Znanym zbieraczem i popularyzatorem folkloru Śląska, zwłaszcza Cieszyńskiego, był Józef Ondrusz (1918-1996), znakomity → gawędziarz, laureat konkursu „Sabałowe bajania” (Simonides 1984, s. 423). Zebrane przez niego opowieści ludowe, głównie bajki i podania, opublikowano m.in. w zbiorach: Godki śląskie (1956), Śląskie opowieści ludowe (1963), Cudowny chleb: podania, baśnie i opowieści cieszyńskie (1984), O ptaszku Złotodzióbku i inne bajki (1986).

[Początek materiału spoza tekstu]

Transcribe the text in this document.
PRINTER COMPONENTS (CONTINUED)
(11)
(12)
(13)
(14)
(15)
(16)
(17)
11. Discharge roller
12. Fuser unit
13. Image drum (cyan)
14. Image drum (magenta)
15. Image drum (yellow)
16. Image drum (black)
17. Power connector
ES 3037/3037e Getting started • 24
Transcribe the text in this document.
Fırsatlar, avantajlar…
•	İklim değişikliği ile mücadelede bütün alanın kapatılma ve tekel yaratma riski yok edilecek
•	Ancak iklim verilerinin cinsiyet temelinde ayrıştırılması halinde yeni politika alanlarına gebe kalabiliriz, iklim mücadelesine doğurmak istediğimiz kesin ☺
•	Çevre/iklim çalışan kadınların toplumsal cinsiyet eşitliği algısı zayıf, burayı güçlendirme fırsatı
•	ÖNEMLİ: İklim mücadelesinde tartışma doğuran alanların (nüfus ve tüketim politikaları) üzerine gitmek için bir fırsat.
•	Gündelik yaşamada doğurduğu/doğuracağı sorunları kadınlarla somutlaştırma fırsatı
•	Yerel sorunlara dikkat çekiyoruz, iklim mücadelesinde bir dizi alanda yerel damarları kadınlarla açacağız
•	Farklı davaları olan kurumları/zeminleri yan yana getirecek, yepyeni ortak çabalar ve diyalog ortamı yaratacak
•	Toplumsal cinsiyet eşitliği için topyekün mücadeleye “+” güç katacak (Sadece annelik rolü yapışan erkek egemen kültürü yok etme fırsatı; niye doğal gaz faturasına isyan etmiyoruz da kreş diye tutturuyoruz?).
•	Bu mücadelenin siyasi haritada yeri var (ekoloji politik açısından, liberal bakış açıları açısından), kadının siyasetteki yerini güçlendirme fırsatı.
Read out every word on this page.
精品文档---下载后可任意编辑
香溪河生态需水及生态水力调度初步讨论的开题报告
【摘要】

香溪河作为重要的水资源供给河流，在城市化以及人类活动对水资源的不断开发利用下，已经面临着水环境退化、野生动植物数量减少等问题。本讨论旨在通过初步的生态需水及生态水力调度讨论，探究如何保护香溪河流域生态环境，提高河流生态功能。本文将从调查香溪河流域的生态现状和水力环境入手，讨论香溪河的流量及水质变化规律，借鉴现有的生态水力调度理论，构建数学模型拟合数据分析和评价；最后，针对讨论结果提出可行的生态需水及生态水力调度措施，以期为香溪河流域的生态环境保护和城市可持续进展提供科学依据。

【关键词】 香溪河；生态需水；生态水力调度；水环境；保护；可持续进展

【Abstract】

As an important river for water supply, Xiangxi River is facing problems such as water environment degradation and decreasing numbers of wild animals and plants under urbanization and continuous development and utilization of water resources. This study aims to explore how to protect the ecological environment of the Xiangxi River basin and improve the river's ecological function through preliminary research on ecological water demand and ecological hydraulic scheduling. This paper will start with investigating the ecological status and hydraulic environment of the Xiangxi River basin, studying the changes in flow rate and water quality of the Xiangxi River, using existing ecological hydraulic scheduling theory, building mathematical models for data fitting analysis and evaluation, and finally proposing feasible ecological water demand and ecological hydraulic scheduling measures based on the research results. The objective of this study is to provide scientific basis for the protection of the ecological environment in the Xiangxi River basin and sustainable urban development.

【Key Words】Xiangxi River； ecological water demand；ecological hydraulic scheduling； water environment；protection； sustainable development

W drugiej połowie XX wieku prace zbierackie na terenie Śląska prowadzili m.in. Józef Ligęza (1910-1972) i Dorota → Simonides (ur. 1928). Rezultaty ich przedsięwzięcia opublikowano w zbiorze Gadka za gadką. 300 podań, bajek i anegdot z Górnego Śląska (1975). Z ogromnej ilości materiałów autorzy wybrali teksty modelowe dla poszczególnych gatunków prozy ludowej, odzwierciedlające specyfikę śląskiej twórczości oralnej. Jest ona uwarunkowana wieloma czynnikami, m.in. uprzemysłowieniem regionu, a w konsekwencji jego zróżnicowaniem społeczno-środowiskowym i zawodowym. Taką postacią reprezentatywną dla miejscowego folkloru jest skarbnik:

Jedna dziewczyna mając lat 16 pracowała na kopalni Anna w Łaziskach Średnich, obecnie kopalnia ta nazywa się Waleska. Pracowała jako ciskacz i odwoziła wózkami węgiel z przodka pod szyb. Pewnego razu jadąc tak z wózkiem po szynach, zobaczyła w dali światełko sztygarowej lampy, które to zbliżało sie coraz bliżej do niej. Widziała postać sztygara, lecz twarzy nie mogła dojrzeć. Bała się, że go przejedzie i wołała:
– Te! Cof sie z drogi, bo cie przejada! A to nic, tylko idzie prosto na nią. Zafeloniła głaśniej i postać usunęła się pod ścianę i przylgnęła do niej płasko. Wtedy mrowie ją obeszło po całym ciele. Gdy go minęła, wiedziała już, że to był skarbnik. Gdy przyjechała do przodku, pyta jeden z kamratów:
–Dziołchy, nie spotkałyście kaj Wojtka? (tak go bowiem nazywali), a jedna mówi:
– Ja. Róźla go o mało co wózkiem nie przejechała, bo jej szeł po szynach. Dopiero jak zafeloniła, to jej sie cofnął.
– No to nie mamy na co czekać – mówi – ino prędko zbierać klamory i uciekać stąd.
Tyle co zdążyli odlecieć kawałek w stronę szybu, a w tym taki straszny huk sie zrobił i cały przodek, w którym przed chwilą fedrowali, został zawalony.
Tak to dawniej skarbnik ostrzegał dobrych górników przed śmiercią (T 6500 „Skarbnik”; brak w PBL; Gadka za gadką 1975, s. 93-94).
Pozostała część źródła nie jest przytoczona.